Newark-based Study Benefits Teens
Fine and his colleagues are conducting clinical research that directly benefits participants now, as well as in the future. The professor has received a $3.4 million grant from the NIH’s National Institutes of Dental and Craniofacial Research to study Localized Aggressive Periodontitis or LAP, an oral infection that affects some 70,000 children in underserved areas. LAP occurs 15 to 20 times more frequently in African-American children and 10 times more frequently in Hispanic children than it does in Caucasians. LAP leads to premature loss of front teeth and molars, affecting a child’s appearance, self-esteem and nutrition. Scientists have long believed the onset of the disease can be predicted by a microorganism known as Aggregatibacter actinomycetemcomitans (Aa), however, a longitudinal study was lacking. Fine and his colleagues decided to change that.
Using a specially equipped dental van donated by Colgate-Palmolive Company, the research team has been visiting schools throughout Newark, where they have screened more than 1,000 students for caries and the presence of Aa. Each of the 11- to 16-year-olds also gives a saliva and plaque sample. Those children who have caries or LAP receive free treatment, and all of the participants receive free cleanings, toothbrushes, toothpaste and instructions on proper oral hygiene.

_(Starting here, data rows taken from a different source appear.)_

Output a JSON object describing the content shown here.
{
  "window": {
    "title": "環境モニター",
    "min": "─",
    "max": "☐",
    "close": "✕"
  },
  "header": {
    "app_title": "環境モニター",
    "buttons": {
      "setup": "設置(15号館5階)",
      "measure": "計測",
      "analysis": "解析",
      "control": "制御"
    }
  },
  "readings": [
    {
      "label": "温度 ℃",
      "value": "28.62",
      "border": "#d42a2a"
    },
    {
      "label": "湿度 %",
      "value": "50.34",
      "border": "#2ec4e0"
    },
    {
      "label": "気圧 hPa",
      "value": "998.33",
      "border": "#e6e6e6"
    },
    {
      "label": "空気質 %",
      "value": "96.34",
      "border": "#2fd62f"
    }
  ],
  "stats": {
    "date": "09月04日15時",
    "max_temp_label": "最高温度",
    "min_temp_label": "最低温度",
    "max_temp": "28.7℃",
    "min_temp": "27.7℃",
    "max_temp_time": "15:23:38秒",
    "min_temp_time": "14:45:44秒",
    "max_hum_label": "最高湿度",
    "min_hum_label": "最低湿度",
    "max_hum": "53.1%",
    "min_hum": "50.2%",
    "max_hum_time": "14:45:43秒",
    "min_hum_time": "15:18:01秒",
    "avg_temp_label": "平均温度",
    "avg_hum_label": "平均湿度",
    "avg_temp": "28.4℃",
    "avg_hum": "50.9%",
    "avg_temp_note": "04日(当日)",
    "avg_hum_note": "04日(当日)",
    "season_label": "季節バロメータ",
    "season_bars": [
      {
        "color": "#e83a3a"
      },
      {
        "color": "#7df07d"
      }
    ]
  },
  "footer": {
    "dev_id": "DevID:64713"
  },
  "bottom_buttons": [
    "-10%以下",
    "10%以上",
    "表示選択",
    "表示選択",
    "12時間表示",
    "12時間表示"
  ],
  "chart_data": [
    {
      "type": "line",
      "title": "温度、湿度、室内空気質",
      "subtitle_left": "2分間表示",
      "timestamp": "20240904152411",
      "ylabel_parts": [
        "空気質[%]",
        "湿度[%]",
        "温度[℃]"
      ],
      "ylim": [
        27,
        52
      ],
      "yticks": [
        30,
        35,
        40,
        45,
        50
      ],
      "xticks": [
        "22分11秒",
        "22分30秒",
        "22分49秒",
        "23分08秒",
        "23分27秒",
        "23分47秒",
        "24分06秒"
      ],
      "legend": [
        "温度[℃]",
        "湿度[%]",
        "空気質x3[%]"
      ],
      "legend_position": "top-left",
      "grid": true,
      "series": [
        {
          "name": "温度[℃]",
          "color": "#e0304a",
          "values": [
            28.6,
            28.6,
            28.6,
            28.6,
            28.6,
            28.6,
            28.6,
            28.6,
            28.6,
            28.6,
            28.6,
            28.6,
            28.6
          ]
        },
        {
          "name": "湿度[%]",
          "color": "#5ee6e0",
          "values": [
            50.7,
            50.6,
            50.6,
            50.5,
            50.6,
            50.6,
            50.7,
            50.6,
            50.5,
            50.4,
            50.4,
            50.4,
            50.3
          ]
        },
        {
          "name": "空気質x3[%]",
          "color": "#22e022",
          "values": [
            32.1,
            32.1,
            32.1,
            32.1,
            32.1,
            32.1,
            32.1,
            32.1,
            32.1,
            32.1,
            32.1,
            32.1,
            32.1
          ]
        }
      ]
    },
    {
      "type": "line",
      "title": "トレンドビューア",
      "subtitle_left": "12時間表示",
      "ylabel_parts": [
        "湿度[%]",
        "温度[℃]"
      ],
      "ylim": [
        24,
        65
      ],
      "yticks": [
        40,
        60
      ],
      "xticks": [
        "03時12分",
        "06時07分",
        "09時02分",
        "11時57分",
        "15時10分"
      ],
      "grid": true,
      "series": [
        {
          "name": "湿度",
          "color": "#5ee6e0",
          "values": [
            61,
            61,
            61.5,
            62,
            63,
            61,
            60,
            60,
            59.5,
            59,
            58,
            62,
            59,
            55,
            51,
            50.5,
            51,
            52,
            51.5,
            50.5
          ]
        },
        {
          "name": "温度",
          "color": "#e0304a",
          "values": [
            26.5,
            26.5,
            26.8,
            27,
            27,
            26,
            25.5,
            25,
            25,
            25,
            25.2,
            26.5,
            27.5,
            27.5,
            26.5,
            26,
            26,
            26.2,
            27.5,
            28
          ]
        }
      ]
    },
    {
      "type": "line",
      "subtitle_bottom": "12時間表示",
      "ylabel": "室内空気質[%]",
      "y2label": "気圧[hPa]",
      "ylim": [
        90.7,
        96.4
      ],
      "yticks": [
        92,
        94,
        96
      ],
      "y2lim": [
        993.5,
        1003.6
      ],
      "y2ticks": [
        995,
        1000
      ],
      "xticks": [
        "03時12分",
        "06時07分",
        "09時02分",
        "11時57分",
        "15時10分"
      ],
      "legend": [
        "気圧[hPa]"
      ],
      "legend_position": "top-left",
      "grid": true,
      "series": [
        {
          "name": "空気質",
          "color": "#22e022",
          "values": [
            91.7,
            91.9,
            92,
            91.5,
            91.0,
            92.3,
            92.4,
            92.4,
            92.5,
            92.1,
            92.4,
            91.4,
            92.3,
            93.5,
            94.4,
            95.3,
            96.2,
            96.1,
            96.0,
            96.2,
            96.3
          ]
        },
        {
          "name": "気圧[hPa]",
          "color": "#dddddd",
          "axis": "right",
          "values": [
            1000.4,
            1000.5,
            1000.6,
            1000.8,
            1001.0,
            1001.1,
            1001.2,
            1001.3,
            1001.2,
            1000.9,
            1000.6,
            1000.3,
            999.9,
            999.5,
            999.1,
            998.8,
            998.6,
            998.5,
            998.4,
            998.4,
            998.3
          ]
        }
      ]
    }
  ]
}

Two groups of children form the basis of the study: one with Aa and a second without. Only 15 percent of the subjects had Aa. Students with Aa and an equal number without are asked to return for oral exams and to give samples every six months for at least two years. The samples from those who develop the disease are being compared to those who do not, and will be analyzed prior to sighting the disease and at the time of diagnosis. In addition, the saliva will be used to determine host susceptibility factors in those who develop the
“Our findings indicate that all the subjects who developed the disease had Aa but many with Aa remained healthy,” says Fine. “However, we found a salivary marker known as MIP-1 alpha. That’s a very important discovery, because MIP-1 alpha has been shown to be a marker that pre-dates X-ray evidence of bone loss by six to nine months in multiple myeloma, an aggressive form of bone cancer. We’ve begun to design strategies for early detection of LAP so cost-effective methods of prevention can be developed. This study is unique in that while we’re moving closer to stemming a devastating oral disease in underserved children across the country, we’re also helping them right now.”